A Folk Tale (Danish: Et Folkesagn) is a ballet in three acts, created in 1854 for the Royal Danish Ballet by the Danish ballet master and choreographer August Bournonville to the music of Johan Peter Emilius Hartmann and Niels W. Gade. The first performance took place on 20 March 1854. Set in the Middle Ages, the ballet tells the story of a changeling living among the trolls and elves. Bournonville declared the ballet "The most complete and best of all my choreographic works."

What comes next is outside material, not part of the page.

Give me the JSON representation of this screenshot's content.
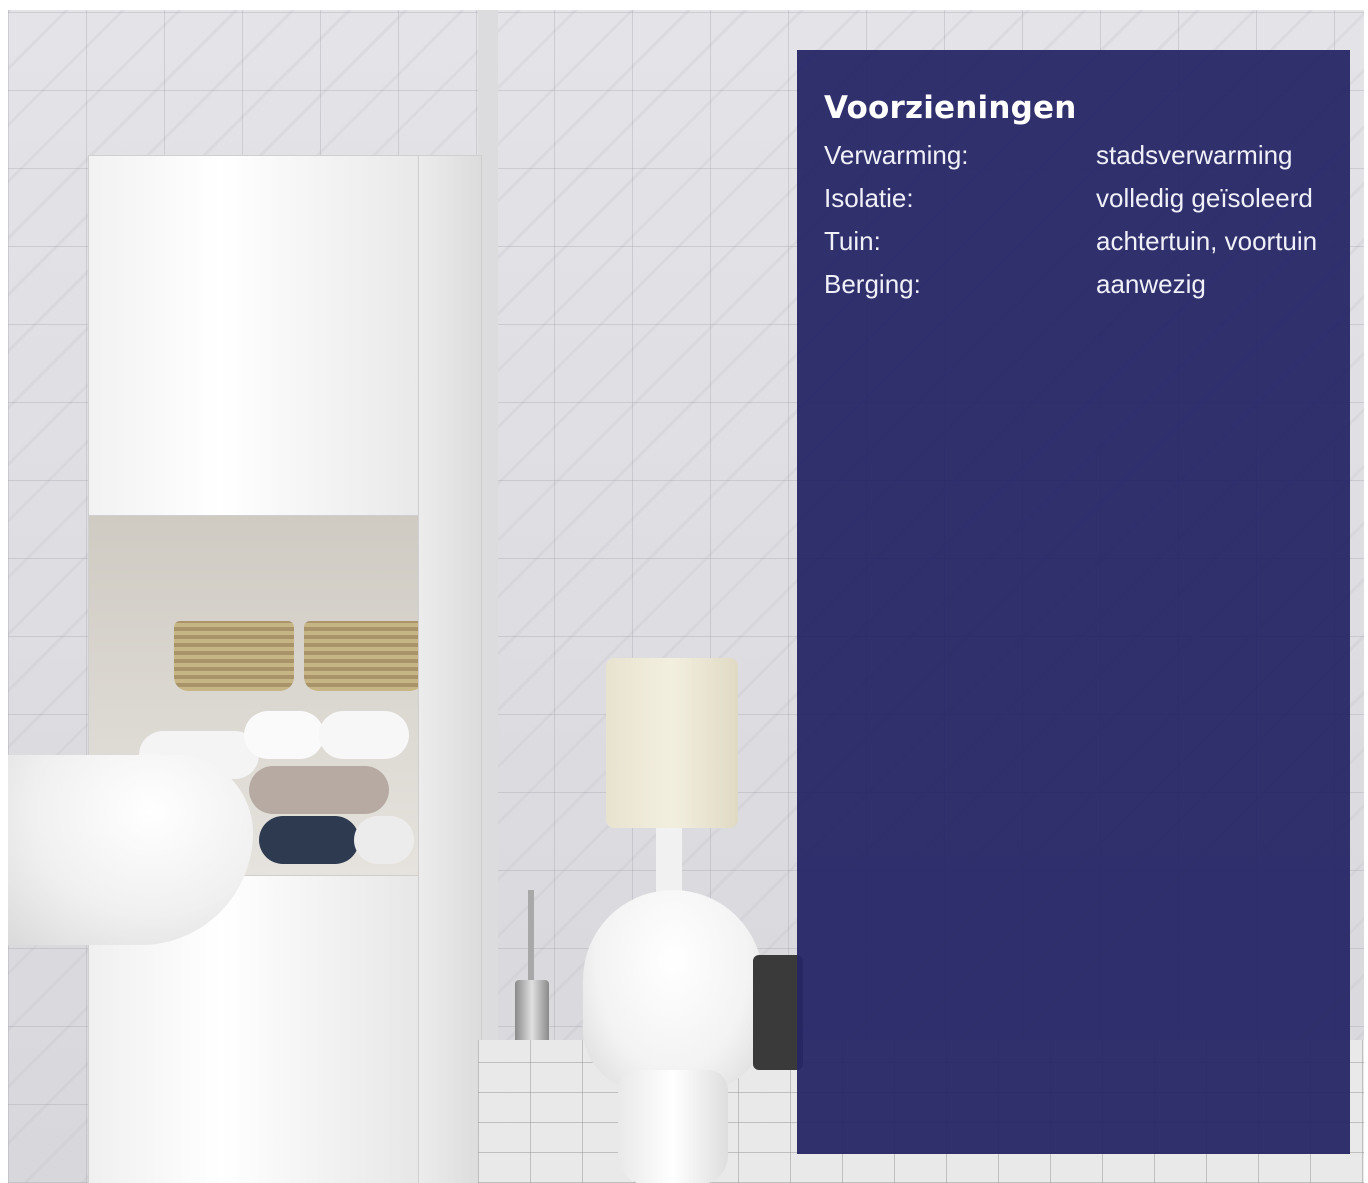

At the beginning of the 1850s, Svend Grundtvig initiated a systematic recording of Danish folklore - the stories were told and written down in every little village in Denmark – but Bournonville did not credit Grundtvig as his source of inspiration, even though today Grundtvig is probably considered to be the person who made the most effort to preserve the wealth of Danish national folk tradition. Bournonville found his inspiration in a collection of national Danish songs (Nationalmelodier) published by the philologist R. Nyerup and the composer A.P. Berggren in J.M. Thiele's collection of Danish folk legends (Danske Folkesagn) published in four volumes between 1818 and 1823. Bournonville also found inspiration in the tales collected by the Grimm brothers in Germany.

The Romantic artists had a passion for the national and the past. The early part of the 19th century was a difficult time both politically and economically for Denmark, and this naturally generated a glorification of times past. The emergent bourgeoisie needed to consolidate its cultural status and found motifs for this in national folklore. The economic growth in a rapidly expanding Copenhagen had to some extent overshadowed spiritual development. Artists interpreted their contemporary society in a purely materialistic light. Oehlenschläger's poem about The Golden Horns (Guldhornene) is probably the most famous example of this issue but Hans Christian Andersen's fairytale The Bell (Klokken) depicted the materialistic fixation of the period with humour, irony and gravity.